Lung surfactant-hydrogel nanocomposites for pulmonary siRNA delivery: breaching barriers for nanomedicine-based inhalation therapy

Promovendus/a: Pieterjan Merckx

Promotor(en): Prof. dr. Koen Raemdonck, Prof. dr. Stefaan De Smedt

The upsurge in global prevalence of non-infectious inflammatory lung diseases highlights the demand for novel therapies to address the associated unmet medical needs. In that regard, exploiting the intracellular RNA interference (RNAi) pathway through small interfering RNA (siRNA) has opened prospects for a novel disease-modifying therapeutic approach, as it allows potent and highly specific silencing of virtually any gene.
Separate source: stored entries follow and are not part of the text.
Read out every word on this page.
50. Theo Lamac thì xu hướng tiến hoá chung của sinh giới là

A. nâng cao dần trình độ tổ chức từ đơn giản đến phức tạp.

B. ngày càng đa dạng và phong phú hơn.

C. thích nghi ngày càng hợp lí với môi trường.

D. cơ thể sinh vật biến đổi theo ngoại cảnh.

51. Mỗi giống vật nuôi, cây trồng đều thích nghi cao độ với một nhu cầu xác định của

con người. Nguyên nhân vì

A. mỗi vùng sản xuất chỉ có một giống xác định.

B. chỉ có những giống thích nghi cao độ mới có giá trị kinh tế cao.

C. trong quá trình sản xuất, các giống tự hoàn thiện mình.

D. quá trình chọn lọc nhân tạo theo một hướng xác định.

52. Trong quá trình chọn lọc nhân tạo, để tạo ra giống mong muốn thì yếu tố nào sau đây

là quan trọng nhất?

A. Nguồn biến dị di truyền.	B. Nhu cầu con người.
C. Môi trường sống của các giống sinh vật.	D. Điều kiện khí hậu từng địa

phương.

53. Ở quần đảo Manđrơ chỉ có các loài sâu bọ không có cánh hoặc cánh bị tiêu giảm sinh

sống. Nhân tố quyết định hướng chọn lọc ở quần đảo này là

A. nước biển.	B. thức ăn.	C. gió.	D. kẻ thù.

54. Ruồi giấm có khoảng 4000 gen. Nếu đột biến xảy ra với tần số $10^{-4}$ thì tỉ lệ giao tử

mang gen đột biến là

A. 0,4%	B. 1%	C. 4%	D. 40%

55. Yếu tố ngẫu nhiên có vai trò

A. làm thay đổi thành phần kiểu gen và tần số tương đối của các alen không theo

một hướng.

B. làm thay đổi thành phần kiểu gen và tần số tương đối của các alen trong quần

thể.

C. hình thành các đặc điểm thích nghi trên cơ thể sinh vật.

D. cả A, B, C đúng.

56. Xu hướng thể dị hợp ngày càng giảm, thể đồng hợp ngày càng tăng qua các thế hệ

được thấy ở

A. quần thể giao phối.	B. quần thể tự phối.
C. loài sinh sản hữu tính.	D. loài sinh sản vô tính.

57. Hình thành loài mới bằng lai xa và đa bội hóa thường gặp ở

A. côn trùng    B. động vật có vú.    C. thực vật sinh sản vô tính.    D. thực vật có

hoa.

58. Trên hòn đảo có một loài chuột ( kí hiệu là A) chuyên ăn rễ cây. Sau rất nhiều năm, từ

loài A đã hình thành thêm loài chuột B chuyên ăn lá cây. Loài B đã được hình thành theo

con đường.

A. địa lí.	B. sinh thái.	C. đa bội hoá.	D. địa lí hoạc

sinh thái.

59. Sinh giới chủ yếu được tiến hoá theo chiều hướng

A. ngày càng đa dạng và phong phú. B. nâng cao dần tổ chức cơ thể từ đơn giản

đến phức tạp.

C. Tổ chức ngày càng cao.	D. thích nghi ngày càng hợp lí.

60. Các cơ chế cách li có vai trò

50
Yet, the clinical implementation of siRNA inhalation therapy has so far been held back by the lack of safe and efficient delivery vectors for administration. To this end, we developed pulmonary surfactant-coated nanogels for local pulmonary siRNA delivery. The proposed nanocomposite merges the benefits of a biodegradable, controlled release hydrogel core with a lipid-protein bilayer coating based on the composition of human pulmonary surfactant. The latter improves the formulation’s biocompatibility and stability, combined with the recent finding that it enhances the relative cellular siRNA delivery. We isolated the main components of pulmonary surfactant necessary to obtain this enhanced siRNA delivery effect, among which surfactant protein B (SP-B) that was identified as being the essential element. Hence, this allowed us to design a nanocomposite with a simplified, SP-B-based coating, for which we demonstrated efficient siRNA delivery in vitro an in vivo. In addition, we explored the potential of β2-agonists to be repurposed as adjuvants for siRNA delivery subsequent to nanocomposite treatment. As a final step, the formulation was shown to be suitable for preservation as a dry powder through lyophilization and administration via nebulization. Altogether, the proof-of-concept data in this work pave the way for pulmonary surfactant coated nanogels towards clinical translation as a novel delivery vector for siRNA inhalation therapy.